Zambia Refugees
Zambia has been welcoming refugees for more than 50 years and is currently hosting over 54,000 refugees. The majority come from Angola, Democratic Republic of Congo, and Rwanda. Here are 10 facts about Zambia refugees:

    1.  Many Angolan refugees have been living, working, and raising families in Zambia for over 40 years. Historically, the Zambian government has tried to repatriate refugees to their country of origin, but those that have lived in Zambia for a long period of time have little desire to leave.
    2.  In 2014 the Zambian Government, UNHCR and the U.N. Refugee Agency launched a three-year local integration strategy. The Strategic Framework for the Local Integration of Former Refugees in Zambia is to benefit people who want to remain in Zambia.
    3. The Strategic Framework for the Local Integration of Former Refugees in Zambia provides refugees with long-term residence permits, country-of-origin identity documents, and passports. Residents will live in one of two settlements — Meheba in North-Western and Mayukwayukwa — chosen for this purpose. They will have access to education, health services, and demarcated land.

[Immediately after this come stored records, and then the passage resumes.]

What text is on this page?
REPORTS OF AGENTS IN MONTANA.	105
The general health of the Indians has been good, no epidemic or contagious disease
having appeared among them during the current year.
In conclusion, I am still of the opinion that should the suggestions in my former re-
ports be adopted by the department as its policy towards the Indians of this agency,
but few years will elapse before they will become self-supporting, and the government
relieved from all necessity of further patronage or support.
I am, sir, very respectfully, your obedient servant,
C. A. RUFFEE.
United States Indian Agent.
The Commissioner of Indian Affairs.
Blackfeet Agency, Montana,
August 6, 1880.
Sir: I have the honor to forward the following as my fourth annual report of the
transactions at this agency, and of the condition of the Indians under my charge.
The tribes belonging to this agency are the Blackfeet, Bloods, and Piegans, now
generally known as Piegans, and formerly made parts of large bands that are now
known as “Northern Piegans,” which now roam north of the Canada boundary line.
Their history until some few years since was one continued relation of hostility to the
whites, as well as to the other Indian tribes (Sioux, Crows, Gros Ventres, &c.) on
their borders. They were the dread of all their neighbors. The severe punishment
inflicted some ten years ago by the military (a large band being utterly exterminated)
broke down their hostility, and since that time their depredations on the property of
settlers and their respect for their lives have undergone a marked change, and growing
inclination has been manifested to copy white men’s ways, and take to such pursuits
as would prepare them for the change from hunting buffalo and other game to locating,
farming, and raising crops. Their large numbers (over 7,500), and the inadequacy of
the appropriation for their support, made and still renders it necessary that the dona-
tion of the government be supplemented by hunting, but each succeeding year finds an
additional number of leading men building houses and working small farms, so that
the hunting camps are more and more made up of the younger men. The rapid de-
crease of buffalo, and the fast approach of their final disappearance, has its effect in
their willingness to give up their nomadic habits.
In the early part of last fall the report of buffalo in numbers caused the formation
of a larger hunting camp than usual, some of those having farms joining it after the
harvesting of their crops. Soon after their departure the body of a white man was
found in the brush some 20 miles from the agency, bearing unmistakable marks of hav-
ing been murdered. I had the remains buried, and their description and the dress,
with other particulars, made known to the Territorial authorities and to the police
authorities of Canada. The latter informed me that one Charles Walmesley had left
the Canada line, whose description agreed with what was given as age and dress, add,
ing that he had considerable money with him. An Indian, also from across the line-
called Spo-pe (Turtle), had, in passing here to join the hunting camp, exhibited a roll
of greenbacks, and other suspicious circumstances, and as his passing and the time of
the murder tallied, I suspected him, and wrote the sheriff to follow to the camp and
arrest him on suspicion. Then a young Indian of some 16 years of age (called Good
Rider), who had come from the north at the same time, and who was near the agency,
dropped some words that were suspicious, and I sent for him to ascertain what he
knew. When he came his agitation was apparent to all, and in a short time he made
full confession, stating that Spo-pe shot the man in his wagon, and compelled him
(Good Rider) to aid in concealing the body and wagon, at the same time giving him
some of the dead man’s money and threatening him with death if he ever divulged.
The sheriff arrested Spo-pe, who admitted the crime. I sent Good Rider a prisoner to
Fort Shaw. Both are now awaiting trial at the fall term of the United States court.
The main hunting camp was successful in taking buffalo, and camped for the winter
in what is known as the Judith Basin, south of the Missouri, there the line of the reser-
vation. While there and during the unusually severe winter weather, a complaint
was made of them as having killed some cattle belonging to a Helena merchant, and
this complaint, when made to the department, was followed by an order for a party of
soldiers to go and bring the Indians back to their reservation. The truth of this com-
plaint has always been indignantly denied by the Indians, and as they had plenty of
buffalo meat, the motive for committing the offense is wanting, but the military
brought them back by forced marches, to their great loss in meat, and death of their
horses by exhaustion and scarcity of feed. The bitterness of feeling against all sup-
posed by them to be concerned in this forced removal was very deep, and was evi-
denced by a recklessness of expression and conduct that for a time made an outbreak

    4. In 2016, The World Bank approved a $20 million International Development Association credit to help implement the local integration program.
    5. A study conducted by the Institute of Economic and Social Research reveals that refugees contribute to Zambia’s economy by farming, running small businesses and employing Zambians.
    6. Refugees each bring their own set of skills to Zambia, including how to run a small business, rice and cassava farming, and making clay roofing tiles.
    7. Over 24,000 refugees will be given residency permits. Also, they may apply for citizenship after living in Zambia for five or 10 years (the length of time varies depending on if the displaced person was born in Zambia or in a country outside Zambia).
    8. The Strategic Framework for the Local Integration of Former Refugees in Zambia will provide families with five hectares of land, homes, and farming inputs and tools.
    9.  Refugee rights are protected by the 1966 International Covenant on Economic, Social, and Cultural Rights. Among those rights is the right to freedom of movement and residence in whichever country they choose to live, as long as they abide by the laws in that country.
    10. Beginning in 2015, UNHCR will provide cash-based assistance to refugees instead of food. UNHCR will also help governments to provide access to social services.